I chose the cheapest model and was asked 'How comfortable are you and how long do you think you will be able to sit on it'. 'Not long' I grumbled.

I was directed to a three wheel model with more supportive seating and an area base for my braced leg. I found a second hand model and have used it extensively over the last 5 years. I have made many trips on the train, and it has enabled me to independently continue my enjoyable role as a volunteer in aged care and most importantly has given me freedom to get out and about and enjoy the sunshine.

My current need for an OT is a big one. I am struggling with my mobility again - leg braces are not as pain friendly, my old demon fatigue has returned and I struggle with my breathing. After six months or so of research I discovered a light weight fold up power chair that I would be able to manage in and out of my car. My independence would not be dependent upon a special vehicle or a wheelchair taxi.

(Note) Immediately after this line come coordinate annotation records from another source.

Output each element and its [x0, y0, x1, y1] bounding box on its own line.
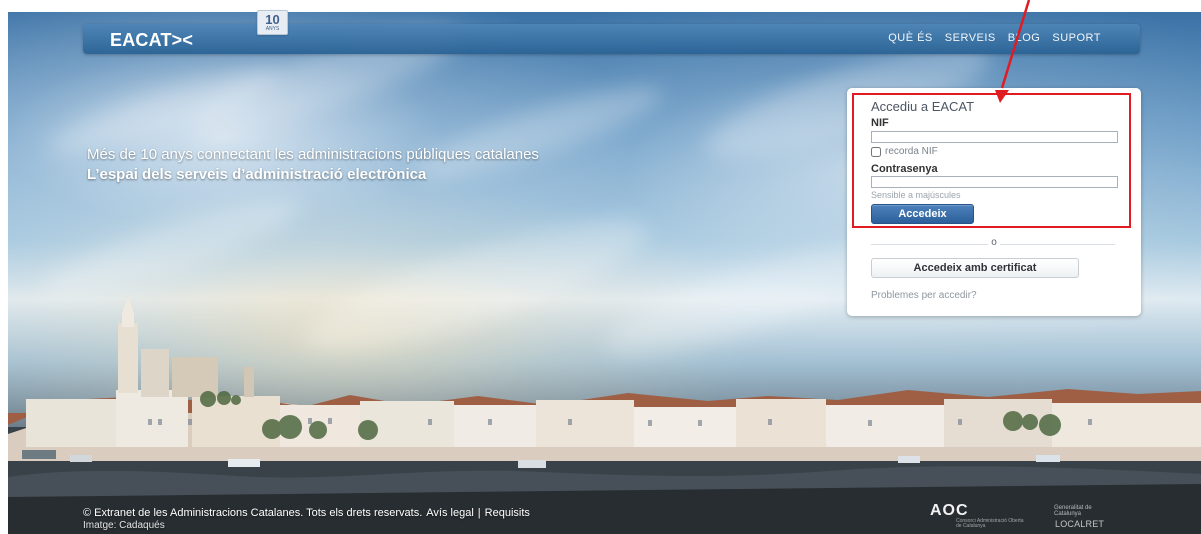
page: EACAT>< 10 ANYS QUÈ ÉS SERVEIS BLOG SUPO…	[0, 0, 1201, 534]
hero-tagline-secondary: L’espai dels serveis d’administració ele…	[87, 166, 427, 183]
hero-tagline-primary: Més de 10 anys connectant les administra…	[87, 146, 539, 163]
certificate-login-button[interactable]: Accedeix amb certificat	[871, 258, 1079, 278]
anniversary-badge: 10 ANYS	[257, 10, 288, 35]
image-credit-label: Imatge:	[83, 520, 117, 531]
eacat-logo[interactable]: EACAT><	[110, 30, 193, 51]
remember-nif-checkbox[interactable]	[871, 146, 881, 157]
login-button[interactable]: Accedeix	[871, 204, 974, 224]
footer: © Extranet de les Administracions Catala…	[83, 507, 530, 531]
legal-link[interactable]: Avís legal	[426, 507, 474, 519]
remember-nif-option[interactable]: recorda NIF	[871, 146, 938, 157]
generalitat-logo-text: Generalitat de Catalunya	[1054, 505, 1092, 517]
aoc-logo-subtitle: Consorci Administració Oberta de Catalun…	[956, 518, 1024, 529]
aoc-logo: AOC Consorci Administració Oberta de Cat…	[930, 502, 1028, 529]
anniversary-subtext: ANYS	[265, 26, 280, 32]
cadaques-town-illustration	[8, 297, 1201, 534]
login-divider-text: o	[988, 237, 1000, 248]
nif-label: NIF	[871, 117, 889, 129]
access-help-link[interactable]: Problemes per accedir?	[871, 290, 977, 301]
case-sensitive-hint: Sensible a majúscules	[871, 190, 961, 200]
localret-logo-text: LOCALRET	[1055, 519, 1105, 529]
anniversary-number: 10	[265, 12, 280, 27]
nif-input[interactable]	[871, 131, 1118, 143]
footer-separator: |	[477, 507, 481, 519]
password-label: Contrasenya	[871, 163, 938, 175]
nav-item-blog[interactable]: BLOG	[1008, 32, 1041, 44]
top-navigation-bar: EACAT>< 10 ANYS QUÈ ÉS SERVEIS BLOG SUPO…	[83, 10, 1140, 54]
footer-copyright: © Extranet de les Administracions Catala…	[83, 507, 423, 519]
remember-nif-label: recorda NIF	[885, 146, 938, 157]
generalitat-logo: Generalitat de Catalunya LOCALRET	[1054, 505, 1118, 529]
main-navigation: QUÈ ÉS SERVEIS BLOG SUPORT	[888, 32, 1101, 44]
footer-copyright-line: © Extranet de les Administracions Catala…	[83, 507, 530, 519]
image-credit-value: Cadaqués	[119, 520, 165, 531]
login-title: Accediu a EACAT	[871, 99, 975, 114]
login-panel: Accediu a EACAT NIF recorda NIF Contrase…	[847, 88, 1141, 316]
nav-item-suport[interactable]: SUPORT	[1052, 32, 1101, 44]
nav-item-serveis[interactable]: SERVEIS	[945, 32, 996, 44]
nav-item-que-es[interactable]: QUÈ ÉS	[888, 32, 933, 44]
password-input[interactable]	[871, 176, 1118, 188]
image-credit: Imatge: Cadaqués	[83, 520, 530, 531]
requirements-link[interactable]: Requisits	[485, 507, 530, 519]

Again I have been eased through the decision making and the power chair was modified to provide for my needs well into the future. In all the OT and physios have spent over 40 hours with me assessing my needs and again as a part of that process was a re-evaluation of my home environment.

It was also recognised that I needed to do something radical to improve my home access. We are now in the process of demolishing our home and building two town houses. Not surprisingly our plans and structural drawings have been developed with the assistance of a quiet and unassuming occupational therapist.